People like it when your website can load fast. And so does Google. In fact, Google likes blistering fast sites so much that they have developed what they call a ‘mobile first’ index this year.
‘Site Speed,’ we are told by Google, is a ranking factor. But as with any factor Google confirms is a ranking signal, it’s usually a small, ‘nuanced’ one.
Now that Google is determined to focus on ranking sites based on their mobile experience, the time is upon businesses to really focus on delivering the fastest desktop and mobile-friendly experience you can achieve.
Because if you do not, your competition will, and Google will rank those pages above your own, in time.
If you have a responsive site or a dynamic serving site where the primary content and markup is equivalent across mobile and desktop, you shouldn’t have to change anything. – GOOGLE
How fast your website loads is critical but often a completely ignored element in any online business and that includes search marketing and search engine optimisation.
Very slow sites are a bad user experience — and Google is all about good UX these days.
How fast is fast enough?
While a 1-second load time would be nice, if you manage to get a load time under 3 seconds, you’re doing fine. If it’s under 7 seconds, it’s okay too (but you have to try to improve it). Over 10 seconds and you’re losing money in noticeable quantities.
So how fast should your site be? While Jakob Nielsen says people can handle up to 10 second load time, consider the following:
- 47% of people expect a web page to load in two seconds or less.
- 57% of visitors will abandon a page that takes 3 seconds or more to load.
- At peak traffic times, more than 75% of online consumers left for a competitor’s site rather than suffer delays.
- According to this scientific study tolerable waiting time for information retrieval is approximately 2 seconds. Adding feedback, like a progress bar, can push tolerable waiting time to 38 seconds (so if your site is slow, add progress bars or equivalent).

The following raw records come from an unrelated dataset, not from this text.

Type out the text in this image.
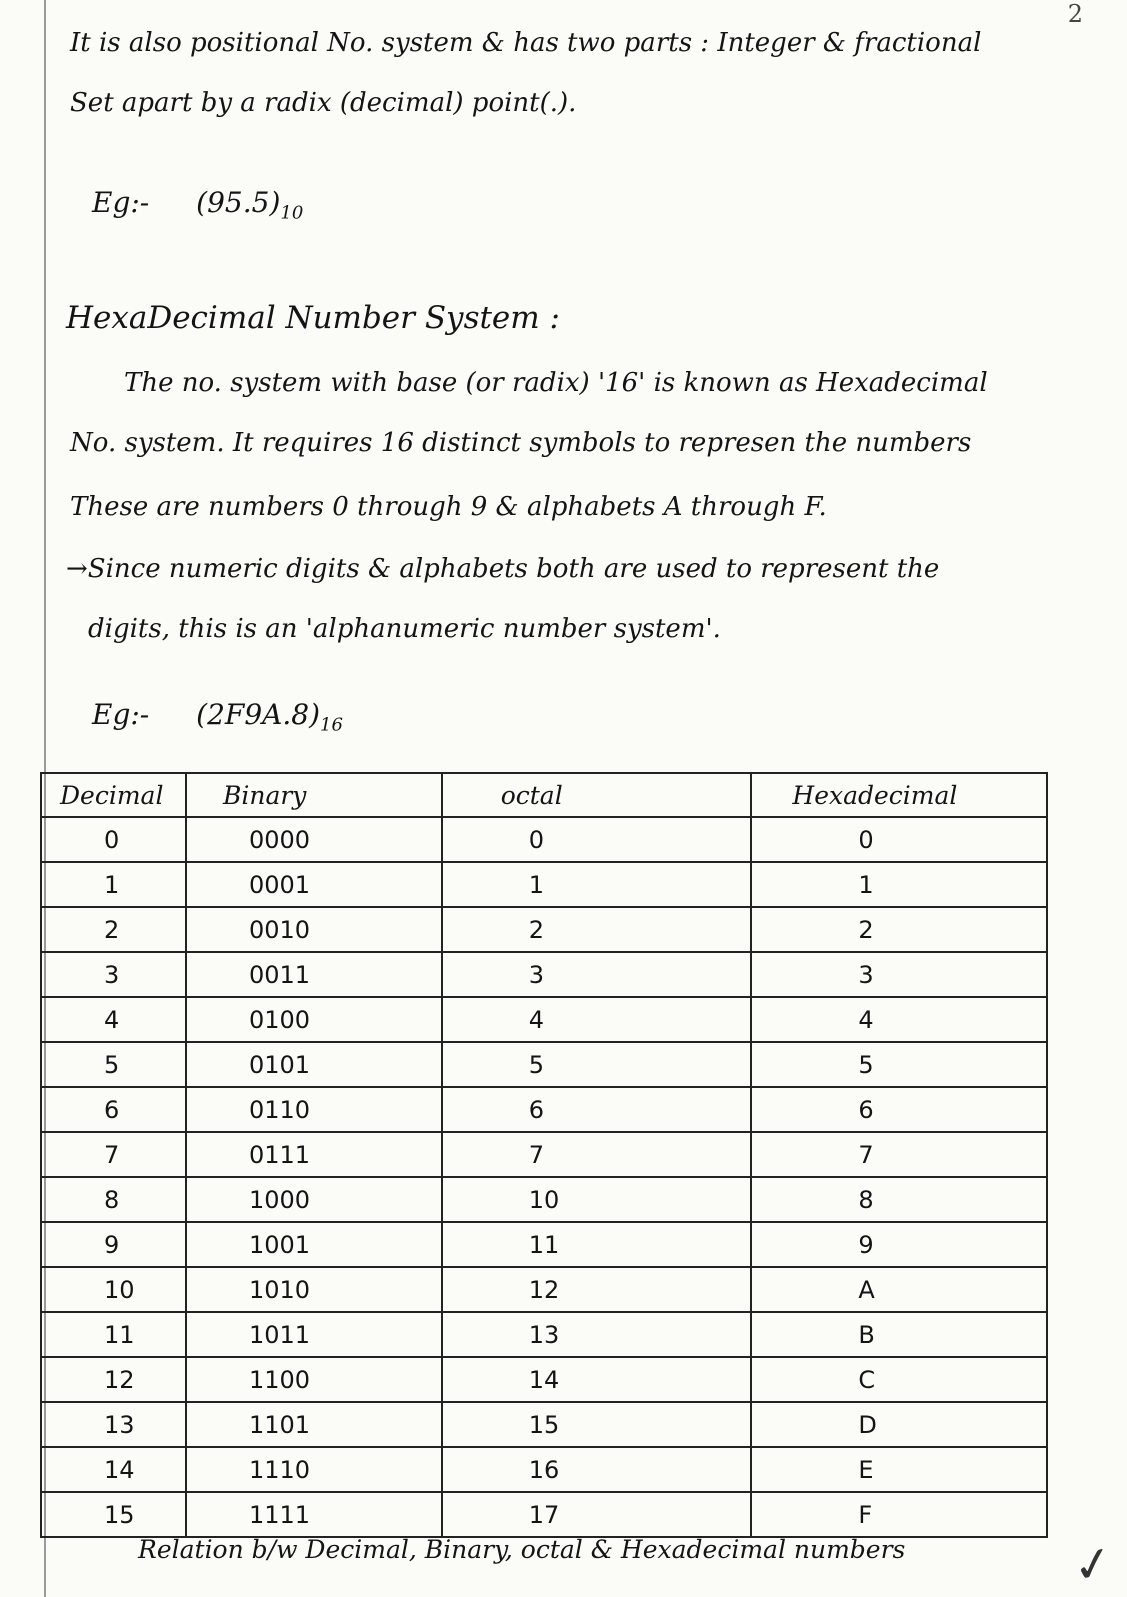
2
It is also positional No. system & has two parts : Integer & fractional
Set apart by a radix (decimal) point(.).
Eg:- $(95.5)_{10}$
HexaDecimal Number System :
The no. system with base (or radix) '16' is known as Hexadecimal
No. system. It requires 16 distinct symbols to represen the numbers
These are numbers 0 through 9 & alphabets A through F.
→Since numeric digits & alphabets both are used to represent the
digits, this is an 'alphanumeric number system'.
Eg:- $(2F9A.8)_{16}$
Decimal	Binary	octal	Hexadecimal
0	0000	0	0
1	0001	1	1
2	0010	2	2
3	0011	3	3
4	0100	4	4
5	0101	5	5
6	0110	6	6
7	0111	7	7
8	1000	10	8
9	1001	11	9
10	1010	12	A
11	1011	13	B
12	1100	14	C
13	1101	15	D
14	1110	16	E
15	1111	17	F
Relation b/w Decimal, Binary, octal & Hexadecimal numbers	✓
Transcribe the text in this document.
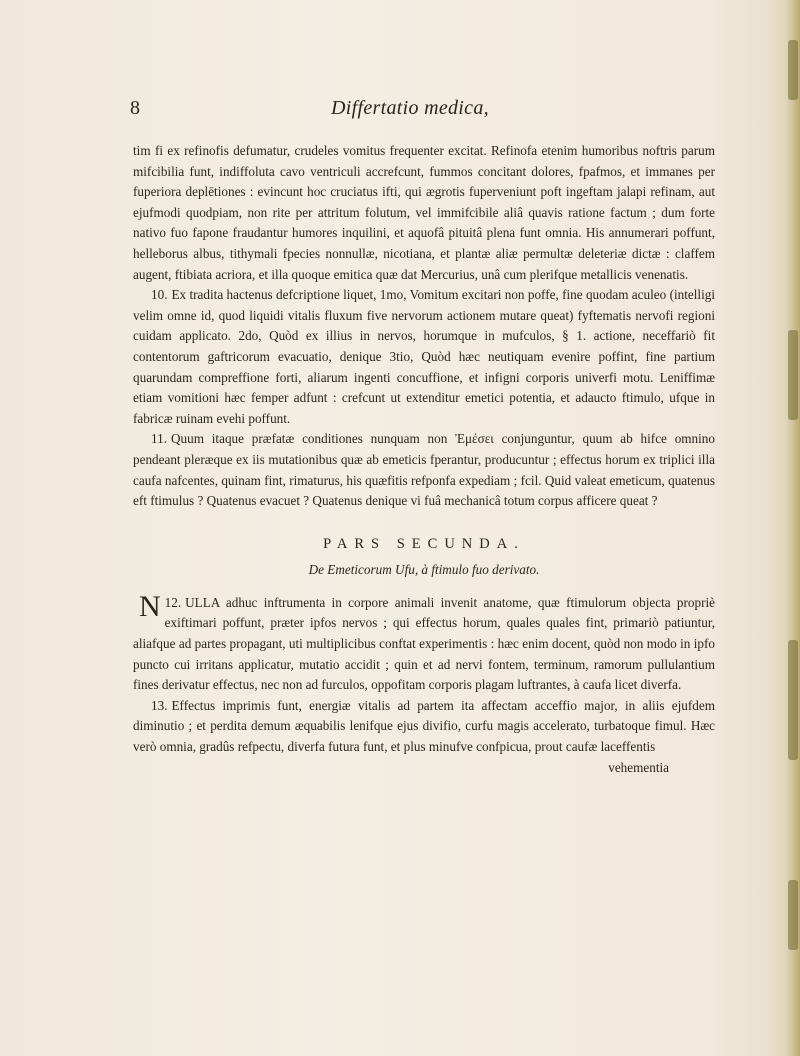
8	Differtatio medica,

tim fi ex refinofis defumatur, crudeles vomitus frequenter excitat. Refinofa etenim humoribus noftris parum mifcibilia funt, indiffoluta cavo ventriculi accrefcunt, fummos concitant dolores, fpafmos, et immanes per fuperiora deplētiones : evincunt hoc cruciatus ifti, qui ægrotis fuperveniunt poft ingeftam jalapi refinam, aut ejufmodi quodpiam, non rite per attritum folutum, vel immifcibile aliâ quavis ratione factum ; dum forte nativo fuo fapone fraudantur humores inquilini, et aquofâ pituitâ plena funt omnia. His annumerari poffunt, helleborus albus, tithymali fpecies nonnullæ, nicotiana, et plantæ aliæ permultæ deleteriæ dictæ : claffem augent, ftibiata acriora, et illa quoque emitica quæ dat Mercurius, unâ cum plerifque metallicis venenatis.

10. Ex tradita hactenus defcriptione liquet, 1mo, Vomitum excitari non poffe, fine quodam aculeo (intelligi velim omne id, quod liquidi vitalis fluxum five nervorum actionem mutare queat) fyftematis nervofi regioni cuidam applicato. 2do, Quòd ex illius in nervos, horumque in mufculos, § 1. actione, neceffariò fit contentorum gaftricorum evacuatio, denique 3tio, Quòd hæc neutiquam evenire poffint, fine partium quarundam compreffione forti, aliarum ingenti concuffione, et infigni corporis univerfi motu. Leniffimæ etiam vomitioni hæc femper adfunt : crefcunt ut extenditur emetici potentia, et adaucto ftimulo, ufque in fabricæ ruinam evehi poffunt.

11. Quum itaque præfatæ conditiones nunquam non Ἐμέσει conjunguntur, quum ab hifce omnino pendeant pleræque ex iis mutationibus quæ ab emeticis fperantur, producuntur ; effectus horum ex triplici illa caufa nafcentes, quinam fint, rimaturus, his quæfitis refponfa expediam ; fcil. Quid valeat emeticum, quatenus eft ftimulus ? Quatenus evacuet ? Quatenus denique vi fuâ mechanicâ totum corpus afficere queat ?

PARS SECUNDA.
De Emeticorum Ufu, à ftimulo fuo derivato.

12.
N ULLA adhuc inftrumenta in corpore animali invenit anatome, quæ ftimulorum objecta propriè exiftimari poffunt, præter ipfos nervos ; qui effectus horum, quales quales fint, primariò patiuntur, aliafque ad partes propagant, uti multiplicibus conftat experimentis : hæc enim docent, quòd non modo in ipfo puncto cui irritans applicatur, mutatio accidit ; quin et ad nervi fontem, terminum, ramorum pullulantium fines derivatur effectus, nec non ad furculos, oppofitam corporis plagam luftrantes, à caufa licet diverfa.

13. Effectus imprimis funt, energiæ vitalis ad partem ita affectam acceffio major, in aliis ejufdem diminutio ; et perdita demum æquabilis lenifque ejus divifio, curfu magis accelerato, turbatoque fimul. Hæc verò omnia, gradûs refpectu, diverfa futura funt, et plus minufve confpicua, prout caufæ laceffentis

vehementia
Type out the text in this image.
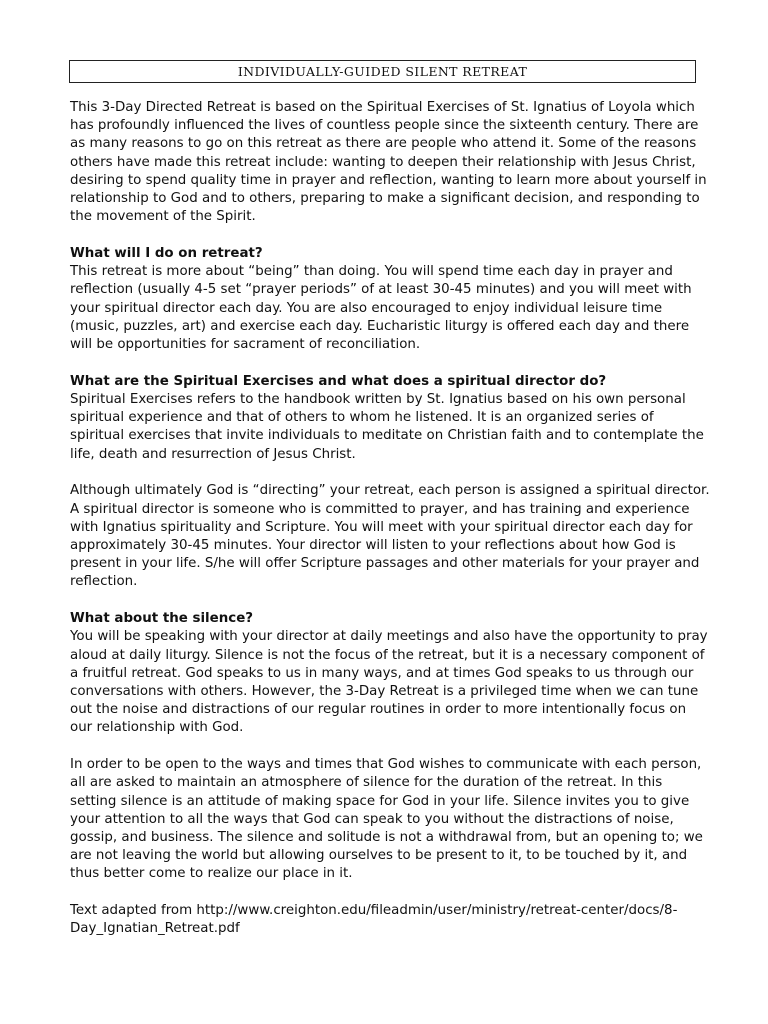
INDIVIDUALLY-GUIDED SILENT RETREAT

This 3-Day Directed Retreat is based on the Spiritual Exercises of St. Ignatius of Loyola which has profoundly influenced the lives of countless people since the sixteenth century. There are as many reasons to go on this retreat as there are people who attend it. Some of the reasons others have made this retreat include: wanting to deepen their relationship with Jesus Christ, desiring to spend quality time in prayer and reflection, wanting to learn more about yourself in relationship to God and to others, preparing to make a significant decision, and responding to the movement of the Spirit.

What will I do on retreat?
This retreat is more about “being” than doing. You will spend time each day in prayer and reflection (usually 4-5 set “prayer periods” of at least 30-45 minutes) and you will meet with your spiritual director each day. You are also encouraged to enjoy individual leisure time (music, puzzles, art) and exercise each day. Eucharistic liturgy is offered each day and there will be opportunities for sacrament of reconciliation.

What are the Spiritual Exercises and what does a spiritual director do?
Spiritual Exercises refers to the handbook written by St. Ignatius based on his own personal spiritual experience and that of others to whom he listened. It is an organized series of spiritual exercises that invite individuals to meditate on Christian faith and to contemplate the life, death and resurrection of Jesus Christ.

Although ultimately God is “directing” your retreat, each person is assigned a spiritual director. A spiritual director is someone who is committed to prayer, and has training and experience with Ignatius spirituality and Scripture. You will meet with your spiritual director each day for approximately 30-45 minutes. Your director will listen to your reflections about how God is present in your life. S/he will offer Scripture passages and other materials for your prayer and reflection.

What about the silence?
You will be speaking with your director at daily meetings and also have the opportunity to pray aloud at daily liturgy. Silence is not the focus of the retreat, but it is a necessary component of a fruitful retreat. God speaks to us in many ways, and at times God speaks to us through our conversations with others. However, the 3-Day Retreat is a privileged time when we can tune out the noise and distractions of our regular routines in order to more intentionally focus on our relationship with God.

In order to be open to the ways and times that God wishes to communicate with each person, all are asked to maintain an atmosphere of silence for the duration of the retreat. In this setting silence is an attitude of making space for God in your life. Silence invites you to give your attention to all the ways that God can speak to you without the distractions of noise, gossip, and business. The silence and solitude is not a withdrawal from, but an opening to; we are not leaving the world but allowing ourselves to be present to it, to be touched by it, and thus better come to realize our place in it.

Text adapted from http://www.creighton.edu/fileadmin/user/ministry/retreat-center/docs/8-Day_Ignatian_Retreat.pdf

- A site that loads in 3 seconds experiences 22% fewer page views, a 50% higher bounce rate, and a 22% fewer conversions than a site that loads in 1 second. While a site that loads in 5 seconds experiences 35% fewer page views, a 105% higher bounce rate, and 38% fewer conversions.
- 8% of people cite slow loading pages as a key reason for abandoning their purchase.
Tools to analyse your site website speed
- Pingdom – Test the load time of that page, analyse it and find bottlenecks
- Google PageSpeed Insights — analyses the content of a web page, then generates suggestions to make that page faster.
- Yahoo! YSlow
A thing to remember here is that scores don’t matter — it’s how fast your site is what makes a difference. These scoring tools let you look at potential issues and advise on best practices, but they will not solve your site’s problems for you.
Impact on website conversions
Main point: faster sites get higher conversions.
Check out these studies:
- Conversion rate increases 74% when page load time decreases from 8 to 2 seconds (real user monitoring data from 33 major retailers)
- Aberdeen Group study showed that a one-second delay in page load time equals 11% fewer page views, a 16% decrease in customer satisfaction, and 7% loss in conversions.
- One guy got an 8.47% conversion rate improvement by moving his landing page onto a faster host.
- Shopzilla sped up their site by 5 seconds and increased the conversion rate 7-12%.
- Shaving 2.2 seconds off Mozilla’s landing pages increased download conversions by 15.4%, which they estimate will result in 60 million more Firefox downloads per year.
- Amazon reported already in 2006 that they got 1% revenue increase for every 100ms of improvement.
Don’t forget the mobile users!
Mobile users usually have slower connections, but they expect sites to load just as fast. To be precise, 85% of mobile users expect pages to load as fast or faster than they load on the desktop.
Improving site speed is part of conversion optimisation. It’s often a low-hanging fruit that you can get done right away — improving user experience and revenue at the same time.